Like the sunshine, Dara seemed to disperse ghosts.

"Hi,” he said. “It's my day off. I thought we could go on a motorcycle ride to the country."

But not to the country. Couldn't they just spend the day in Soriya? No, said Dara, there's lots of other places to see in Phnom Penh.

He drove her, twisting through back streets. How did the city get so poor? How did it get so dirty?

They went to a new and modern shop for CDs that was run by a record label. Dara knew all the cool new music, most of it influenced by Khmer-Americans returning from Long Beach and Compton: Sdey, Phnom Penh Bad Boys, Khmer Kid.

Sith bought twenty CDs.

They went to the National Museum and saw the beautiful Buddha-like head of King Jayavarman VII. Dara without thinking ducked and held up his hands in prayer. They had dinner in a French restaurant with candles and wine, and it was just like in a karaoke video, a boy, a girl, and her money all going out together. They saw the show at Sovanna Phum, and there was a wonderful dance piece with sampled 1940s music from an old French movie, with traditional Khmer choreography.

Sith went home, her heart singing, Dara, Dara, Dara.

In the bedroom, a mobile phone began to ring, over and over. Call 1 said the screen, but gave no name or number, so the person was not on Sith's list of contacts.

She turned off the phone. It kept ringing. That's when she knew for certain.

She hid the phone in a pillow in the spare bedroom and put another pillow on top of it and then closed the door.

All forty-two of her mobile phones started to ring. They rang from inside closets, or from the bathroom where she had forgotten them. They rang from the roof terrace and even from inside a shoe under her bed.

"I am a very stubborn girl!” she shouted at the spirits. “You do not scare me."

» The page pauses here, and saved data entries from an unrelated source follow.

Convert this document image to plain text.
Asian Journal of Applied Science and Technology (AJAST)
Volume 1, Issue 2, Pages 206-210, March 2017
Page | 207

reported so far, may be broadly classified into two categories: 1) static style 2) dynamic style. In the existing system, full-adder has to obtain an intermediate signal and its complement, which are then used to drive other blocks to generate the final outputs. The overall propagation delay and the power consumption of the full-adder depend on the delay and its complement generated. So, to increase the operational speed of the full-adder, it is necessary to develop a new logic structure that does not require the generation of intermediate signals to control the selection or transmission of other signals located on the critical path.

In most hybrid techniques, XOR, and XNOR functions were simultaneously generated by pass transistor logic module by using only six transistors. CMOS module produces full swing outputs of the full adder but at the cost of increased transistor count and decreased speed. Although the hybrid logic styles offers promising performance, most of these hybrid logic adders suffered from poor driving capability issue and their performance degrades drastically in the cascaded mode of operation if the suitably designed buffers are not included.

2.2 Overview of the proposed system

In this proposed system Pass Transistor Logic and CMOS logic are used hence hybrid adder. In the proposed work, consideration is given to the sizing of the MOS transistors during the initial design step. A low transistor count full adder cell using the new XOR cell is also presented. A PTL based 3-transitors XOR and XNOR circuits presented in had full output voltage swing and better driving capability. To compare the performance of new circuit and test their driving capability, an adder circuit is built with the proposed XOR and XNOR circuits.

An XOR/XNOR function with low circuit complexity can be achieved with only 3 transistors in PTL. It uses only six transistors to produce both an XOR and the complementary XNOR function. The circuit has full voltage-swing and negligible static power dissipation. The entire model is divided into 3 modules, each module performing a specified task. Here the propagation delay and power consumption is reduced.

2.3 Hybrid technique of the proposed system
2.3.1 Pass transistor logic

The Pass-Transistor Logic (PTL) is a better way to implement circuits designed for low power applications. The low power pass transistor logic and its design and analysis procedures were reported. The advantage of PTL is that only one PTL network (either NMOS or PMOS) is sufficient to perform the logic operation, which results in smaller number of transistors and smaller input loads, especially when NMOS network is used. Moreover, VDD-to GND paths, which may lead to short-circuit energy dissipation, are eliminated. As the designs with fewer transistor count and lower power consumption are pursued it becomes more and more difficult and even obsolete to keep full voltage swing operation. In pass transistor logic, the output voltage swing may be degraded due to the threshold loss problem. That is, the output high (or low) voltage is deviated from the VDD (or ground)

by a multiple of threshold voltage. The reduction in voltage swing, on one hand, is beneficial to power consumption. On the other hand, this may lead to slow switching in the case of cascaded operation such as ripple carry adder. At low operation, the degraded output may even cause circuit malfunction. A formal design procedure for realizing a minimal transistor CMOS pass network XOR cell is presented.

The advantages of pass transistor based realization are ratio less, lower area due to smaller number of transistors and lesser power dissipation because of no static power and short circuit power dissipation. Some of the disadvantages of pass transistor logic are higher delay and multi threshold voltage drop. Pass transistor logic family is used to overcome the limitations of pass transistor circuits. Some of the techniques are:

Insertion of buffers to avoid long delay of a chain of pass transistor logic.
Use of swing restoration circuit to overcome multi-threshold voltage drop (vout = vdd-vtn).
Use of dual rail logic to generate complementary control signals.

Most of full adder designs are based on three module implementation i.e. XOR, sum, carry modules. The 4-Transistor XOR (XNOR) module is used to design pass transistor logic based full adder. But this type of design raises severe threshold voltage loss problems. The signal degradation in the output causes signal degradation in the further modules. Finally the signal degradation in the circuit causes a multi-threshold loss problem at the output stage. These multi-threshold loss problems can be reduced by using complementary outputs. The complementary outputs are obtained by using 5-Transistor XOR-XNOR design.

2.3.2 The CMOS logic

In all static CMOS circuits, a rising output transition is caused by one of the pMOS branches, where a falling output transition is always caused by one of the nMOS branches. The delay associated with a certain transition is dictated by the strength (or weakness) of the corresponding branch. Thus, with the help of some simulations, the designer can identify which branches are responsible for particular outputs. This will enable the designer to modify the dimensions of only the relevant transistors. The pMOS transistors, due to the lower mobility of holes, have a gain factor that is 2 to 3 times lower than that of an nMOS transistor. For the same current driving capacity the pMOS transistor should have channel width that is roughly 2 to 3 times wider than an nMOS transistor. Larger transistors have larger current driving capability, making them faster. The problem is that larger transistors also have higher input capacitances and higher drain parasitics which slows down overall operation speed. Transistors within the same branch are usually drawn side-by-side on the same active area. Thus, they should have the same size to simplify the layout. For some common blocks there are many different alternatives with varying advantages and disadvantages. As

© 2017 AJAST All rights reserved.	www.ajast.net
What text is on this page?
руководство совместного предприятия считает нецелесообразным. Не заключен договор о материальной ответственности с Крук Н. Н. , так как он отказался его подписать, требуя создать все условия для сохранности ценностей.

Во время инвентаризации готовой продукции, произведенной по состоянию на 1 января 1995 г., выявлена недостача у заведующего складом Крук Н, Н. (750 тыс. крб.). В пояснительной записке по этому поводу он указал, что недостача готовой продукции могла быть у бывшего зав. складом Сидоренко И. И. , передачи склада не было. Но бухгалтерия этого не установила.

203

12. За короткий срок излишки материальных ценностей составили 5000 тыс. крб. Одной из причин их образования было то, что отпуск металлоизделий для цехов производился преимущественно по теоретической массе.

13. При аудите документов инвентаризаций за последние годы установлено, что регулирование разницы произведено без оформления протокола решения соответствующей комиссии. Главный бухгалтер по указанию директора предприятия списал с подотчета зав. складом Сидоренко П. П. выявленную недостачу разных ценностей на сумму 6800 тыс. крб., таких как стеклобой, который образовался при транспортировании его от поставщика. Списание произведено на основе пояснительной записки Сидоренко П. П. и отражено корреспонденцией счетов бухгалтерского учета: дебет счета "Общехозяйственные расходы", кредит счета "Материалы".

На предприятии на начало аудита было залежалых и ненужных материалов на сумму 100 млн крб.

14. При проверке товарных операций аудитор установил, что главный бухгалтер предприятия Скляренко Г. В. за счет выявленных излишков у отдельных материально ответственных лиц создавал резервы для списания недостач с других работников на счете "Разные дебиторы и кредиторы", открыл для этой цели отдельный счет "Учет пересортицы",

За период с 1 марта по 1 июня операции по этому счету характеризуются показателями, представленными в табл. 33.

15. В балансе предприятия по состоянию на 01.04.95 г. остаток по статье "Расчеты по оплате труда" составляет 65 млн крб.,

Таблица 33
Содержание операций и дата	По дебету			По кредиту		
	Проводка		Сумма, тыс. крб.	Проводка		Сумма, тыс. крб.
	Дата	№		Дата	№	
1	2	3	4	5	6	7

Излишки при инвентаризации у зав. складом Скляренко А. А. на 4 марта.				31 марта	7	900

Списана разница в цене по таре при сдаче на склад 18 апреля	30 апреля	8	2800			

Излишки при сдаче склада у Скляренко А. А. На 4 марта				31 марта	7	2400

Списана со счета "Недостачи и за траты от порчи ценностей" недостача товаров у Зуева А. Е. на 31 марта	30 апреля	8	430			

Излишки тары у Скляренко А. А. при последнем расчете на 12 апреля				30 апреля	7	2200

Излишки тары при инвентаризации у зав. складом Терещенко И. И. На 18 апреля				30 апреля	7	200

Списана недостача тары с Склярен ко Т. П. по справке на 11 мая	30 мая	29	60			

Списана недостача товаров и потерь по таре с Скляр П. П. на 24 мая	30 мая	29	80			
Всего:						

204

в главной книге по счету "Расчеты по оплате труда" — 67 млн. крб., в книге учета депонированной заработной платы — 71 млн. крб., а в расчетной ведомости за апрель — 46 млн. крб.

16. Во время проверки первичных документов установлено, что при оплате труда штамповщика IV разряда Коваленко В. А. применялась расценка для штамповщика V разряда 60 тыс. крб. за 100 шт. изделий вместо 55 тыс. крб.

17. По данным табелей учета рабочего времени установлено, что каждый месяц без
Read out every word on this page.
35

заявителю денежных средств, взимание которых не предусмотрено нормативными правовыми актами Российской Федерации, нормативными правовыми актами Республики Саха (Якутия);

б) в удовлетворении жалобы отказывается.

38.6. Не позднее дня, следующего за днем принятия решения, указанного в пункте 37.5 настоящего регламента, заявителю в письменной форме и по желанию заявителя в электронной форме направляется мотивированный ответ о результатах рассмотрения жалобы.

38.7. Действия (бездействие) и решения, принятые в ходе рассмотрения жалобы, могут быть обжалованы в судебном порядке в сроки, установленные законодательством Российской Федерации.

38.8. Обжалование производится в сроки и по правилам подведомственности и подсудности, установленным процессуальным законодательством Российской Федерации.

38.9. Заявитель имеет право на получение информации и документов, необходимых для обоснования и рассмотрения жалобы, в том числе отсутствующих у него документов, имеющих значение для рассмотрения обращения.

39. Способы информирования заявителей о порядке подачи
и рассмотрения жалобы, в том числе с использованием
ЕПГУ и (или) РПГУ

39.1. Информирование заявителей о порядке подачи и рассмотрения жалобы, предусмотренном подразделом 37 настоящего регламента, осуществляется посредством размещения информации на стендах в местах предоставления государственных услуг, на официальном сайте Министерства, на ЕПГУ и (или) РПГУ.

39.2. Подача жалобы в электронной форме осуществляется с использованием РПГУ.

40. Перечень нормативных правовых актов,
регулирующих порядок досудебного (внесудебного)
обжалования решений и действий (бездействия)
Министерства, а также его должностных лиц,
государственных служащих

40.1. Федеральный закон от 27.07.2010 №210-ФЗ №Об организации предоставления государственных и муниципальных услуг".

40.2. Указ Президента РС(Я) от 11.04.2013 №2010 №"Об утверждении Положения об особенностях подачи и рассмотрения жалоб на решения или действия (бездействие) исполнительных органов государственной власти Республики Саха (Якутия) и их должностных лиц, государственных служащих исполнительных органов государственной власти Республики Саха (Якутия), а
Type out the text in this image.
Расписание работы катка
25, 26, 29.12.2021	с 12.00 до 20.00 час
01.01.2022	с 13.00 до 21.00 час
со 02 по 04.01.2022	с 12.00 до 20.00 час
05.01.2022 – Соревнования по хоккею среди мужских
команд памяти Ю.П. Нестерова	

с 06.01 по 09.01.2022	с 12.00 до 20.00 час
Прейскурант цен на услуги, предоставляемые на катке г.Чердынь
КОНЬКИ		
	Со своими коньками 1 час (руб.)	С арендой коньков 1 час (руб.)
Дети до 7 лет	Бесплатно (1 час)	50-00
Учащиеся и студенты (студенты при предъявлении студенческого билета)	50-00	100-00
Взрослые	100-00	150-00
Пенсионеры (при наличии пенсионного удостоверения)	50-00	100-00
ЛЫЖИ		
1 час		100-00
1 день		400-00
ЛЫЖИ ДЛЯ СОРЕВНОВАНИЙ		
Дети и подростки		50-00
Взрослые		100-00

She turned up her iPod and finally slept.

As soon as the sun was up, she roused her driver, slumped deep in his hammock.

"Come on, we're going to Soriya Market,” she said.

The driver looked up at her dazed, then remembered to smile and lower his head in respect.

His face fell when she showed up in the garage with all forty-two of her mobile phones in one black bag.

It was too early for Soriya Market to open. They drove in circles with sunrise blazing directly into their eyes. On the streets, men pushed carts like beasts of burden, or carried cascades of belts into the old Central Market. The old market was domed, art deco, the color of vomit, French. Sith never shopped there.

"Maybe you should go visit your Mom,” said the driver. “You know, she loves you. Families are there for when you are in trouble."